An article by Roger Wolsey today brought all this to mind, and his belief that “omniamo” (all loving) should be added to the three classical omnis (all-knowing, all-present, all-powerful) is one I embrace. Thanks to Roger, I want to add “omniamo” to my list of God’s allness qualities. Here are his own words, which have captured my attention,
“I would like to introduce a new “omni” quality for God, perhaps to override the “omnis” that have been displaced or reinterpreted – “omniamo” or “omniamore”) – all loving. If there is one essential and consistent theme throughout the whole of the Bible it is God’s love. We see that God loves us unconditionally like a protective parent, like a wooing lover, and like a committed lover. God loves us incarnationally, down to earth, and relationally. God loves us like a friend.” 

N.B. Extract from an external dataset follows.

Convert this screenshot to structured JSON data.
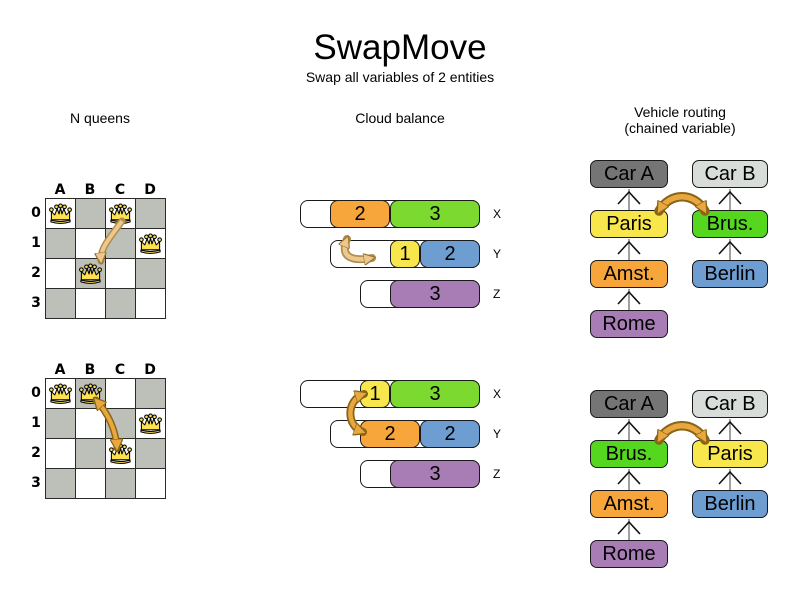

And like Roger, I want to go on to say that “all loving” is the supreme quality, the one pervading the other three–indeed, that the absence of love in the list makes the other three far less, perhaps even dangerous in some ways. Like Roger, I want to plant my flag in the soil of a theology of love, rooted in God’s powerful love.
Along with so many other Christians who embrace an all-loving God, we come by this honestly. I have pointed to it in Scripture, though there is much more in the Bible to further confirm the centrality of God’s love. But it is also a core theology in the Christian tradition, particularly emphasized in the Wesleyan tradition, where I have my theological home.  Indeed, I believe John Wesley’s statement of early Methodism’s mission “to spread scriptural holiness across the land” means the spreading of love everywhere.

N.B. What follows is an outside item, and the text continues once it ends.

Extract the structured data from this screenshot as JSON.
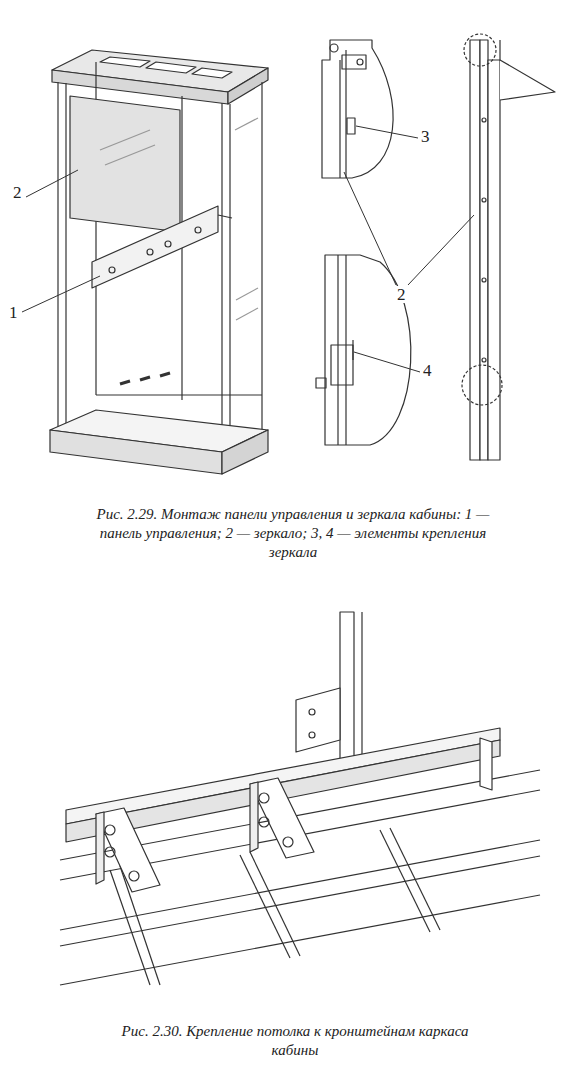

Today, reading Roger’s article, I am reminded of the power of love. Sitting at the gate, I see the all-loving God at work directly through the Holy Spirit and indirectly through those filled with the Spirit. It is a power which transforms–enabling people to believe things about themselves (i.e. their inherent worth as God’s beloved children) which others have not ascribed to them, choosing instead to replace the truth with lies which shame and shun them. Instead, we see in God that the power of love is the ultimate unifying reality, moving Paul to write, “nothing can separate us from God’s love in Christ Jesus our Lord” (Romans 8:38). Nothing.
With this bedrock revelation, we respond via the two great comnandments, as Jesus told us to do, loving God and loving our neighbors, refusing to engage in the fallen-world’s never-ending project of “othering” so that supremacies can be enthroned (social and ecclesial) and the few can be enriched (monetarily and in other ways) at the expense of the many. So, we resist evil (the absence of love) and advocate justice, where love prevails in fairness, equality, inclusion, and the common good.
Sitting at the gate, I see God’s all-loving nature and activity as the source for our hope that God is at work “to bring all things together in Christ, the things in heaven along with the things of on earth” (Ephesians 2:10) 
Today, I cast my vote for adding all-loving to the list of God’s omnis, and I cast my lot with those who are walking the path that brings us ever nearer to the cosmic truth, “all are one in Christ Jesus” (Galatians 3:28).
 Roger Wolsey, “All Loving–A Better Doctrine,” Progressing Spirit, 1/19/23.
 I am indebted to many for teaching me this theology of love through their writings and friendships: Mildred Bangs Wynkoop, Tom Carruth, Frank Baker, Randy Maddox, Thomas Oord, and Paul Chilcote–to name a few.
 Jürgen Moltmann links hope and love in Christology, in his book, ‘The Way of Jesus Christ.’